The mischievous deviousness of Jeremy Cronin

by The Editor


FEATURE: Jeremy Cronin, along with a great many other people in the alliance, constantly suggest liberalism was the source of much wrong in South Africa’s past, and should therefore be dismissed. They are wrong on the facts. But that’s not the point. If it’s historical injustice the SACP wants to speak out against, it should take a look in the mirror – because socialism is responsible for mass murder on an unprecendeted scale. If anyone has some explaining to do, its the SACP. And someone should ask them to start.

The mischievous deviousness of Jeremy Cronin

By: Gareth van Onselen


7 June 2012

The number of intellectuals within the ANC and the alliance is rapidly in decline and that is perhaps to be expected, demagoguery engenders populism, not considered thought. And so most of them have either run scared or been chased away. Thus, over the past few years, we have seen the rise of popular and, often, unthinking rhetoric. We are subjected to the painful experience of watching Jacob Zuma bumble through an interview, or Blade Nzimande stitch together a raft of incomprehensible socialist gobbledygook, or Irvin Jim savage reason, or Julius Malema butcher logic. It’s all rather excruciating.

And so I have a certain amount of time for Jeremy Cronin. Say what you want about his ideological belief system, at least he is vaguely coherent. His latest missive, however, seems to suggest he too has fallen victim to the stupefying effect of the ANC’s love affair with all things intellectually vacuous.

Amid a myriad misrepresentations, one particular piece of intellectual deviousness stands out: the way in which Cronin misrepresents liberalism in a convenient but dishonest way. The general thrust of his proposition is the following: ‘liberalism’ is responsible for a great many evils in South Africa’s past and so, we should dismiss it and certainly dismiss those that would advocate it today. It’s the kind of logic a child would employ: I believe your friend bullied me, therefore you are a bully. Wrong on the facts and wrong on the assumptions he makes from those misrepresentations.

Well, two can play that game. How’s this for a statement: socialism and the pursuit thereof have been responsible for a series of belief systems which, over the course of human history, have in turn seen millions of innocent people brutally tortured, deprived of their basic human rights, dehumanised and murdered, so people should dismiss the idea as flawed and dangerous.

I can see Cronin jumping to his feet with a thousand explanations. That wasn’t socialism. It was a perversion. You are simplifying the complex. You don’t understand.

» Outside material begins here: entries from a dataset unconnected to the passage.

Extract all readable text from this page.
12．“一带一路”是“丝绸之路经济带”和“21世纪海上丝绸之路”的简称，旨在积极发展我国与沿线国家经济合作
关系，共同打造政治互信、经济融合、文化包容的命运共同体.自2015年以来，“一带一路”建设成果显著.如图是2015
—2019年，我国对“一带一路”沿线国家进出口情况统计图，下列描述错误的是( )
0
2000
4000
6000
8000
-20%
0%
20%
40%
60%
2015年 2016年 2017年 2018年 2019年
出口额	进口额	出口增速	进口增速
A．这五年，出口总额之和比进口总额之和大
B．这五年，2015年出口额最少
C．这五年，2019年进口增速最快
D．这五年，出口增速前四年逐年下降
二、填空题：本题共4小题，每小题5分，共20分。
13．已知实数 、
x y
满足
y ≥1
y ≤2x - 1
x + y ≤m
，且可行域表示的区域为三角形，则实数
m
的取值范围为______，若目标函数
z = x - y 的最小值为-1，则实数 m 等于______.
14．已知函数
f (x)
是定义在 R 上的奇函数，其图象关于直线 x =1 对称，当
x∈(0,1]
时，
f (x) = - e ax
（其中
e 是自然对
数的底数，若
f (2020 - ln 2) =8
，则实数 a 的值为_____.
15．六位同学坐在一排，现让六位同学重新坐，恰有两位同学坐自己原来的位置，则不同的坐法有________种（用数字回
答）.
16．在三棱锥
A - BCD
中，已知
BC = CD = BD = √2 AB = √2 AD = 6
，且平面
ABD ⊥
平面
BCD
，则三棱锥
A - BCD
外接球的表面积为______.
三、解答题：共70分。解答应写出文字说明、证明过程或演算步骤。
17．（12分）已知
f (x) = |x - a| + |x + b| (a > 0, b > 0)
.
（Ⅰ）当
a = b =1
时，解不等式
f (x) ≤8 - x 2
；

Whatever, Jeremy; if you want to go around blaming ideologies for people’s behaviour and, from there, to project a range of false assumptions about its nature, take a long hard look in the mirror because there are very few modern ideological belief systems that have produced the kind of mass murder and brutal bloodshed that Stalin and Mao were responsible for, all in the name of socialism.

If anyone has some historical explaining to do, it’s the SACP. Indeed, the question I pose is a far more pertinent one because, as has repeatedly been demonstrated – again, and again, and again – socialism leads inevitably to dictatorship; if not, the complete and utter impoverishment of those people over whom it is imposed.

Perhaps it’s time for some of those explanations. I wonder, what does the SACP think of Mao? Of Stalin? Of North Korea? Pol Pot? The gulag? The trials? The torture? The poverty? Where are its statements condemning those historical and current aberrations? Good luck finding them. No, it’s fine quietly to advocate socialism to South Africa in a kind of blissful ahistorical and amoral bubble, as if it has no context – and then to go around preaching to others? Please. The SACP couldn’t be more morally compromised if it tried. It’s disgraceful really.

It’s a bit like having a modern day proponent of Lebensraum heckling from their moral soapbox without so much as a nod in history’s direction. Where’s the integrity?

I think it is fair to say, over the past 18 years, the SACP has yet to show an ounce of remorse for the massive suffering socialism has inflicted on humanity to date. It takes a special kind of arrogance to think you occupy the moral high ground when the history you represent is stained a deep red with the blood of millions.

I could spend hours disproving the various point-by-point mistakes Cronin makes in his piece but, ironically, it would be pointless. Cronin is interested not in evidence but guilt by association and misrepresentation, the last refuge of the scoundrel.

If the SACP wants to debate the merits of liberalism, I will put forward the realisation of those civil liberties that define the bill of human rights and on which our constitution is based – the vast majority of which came about in response to the tyranny of socialism and nationalism, not because of them. If the SACP wants to advocate for socialism, well, it had better have an outstanding explanation for those wide-ranging historical atrocities for which it is responsible – one which, I might add, seems to have elluded history’s authors to date.

Until then, a little perspective please. And some humility wouldn’t be amiss either. Likewise, perhaps some internal reflection: why is it exactly that Zuma’s socialst agenda is slowly but steadily transforming the ANC and the alliance into a demagogic play pen? Perhaps a little internal liberalism would help.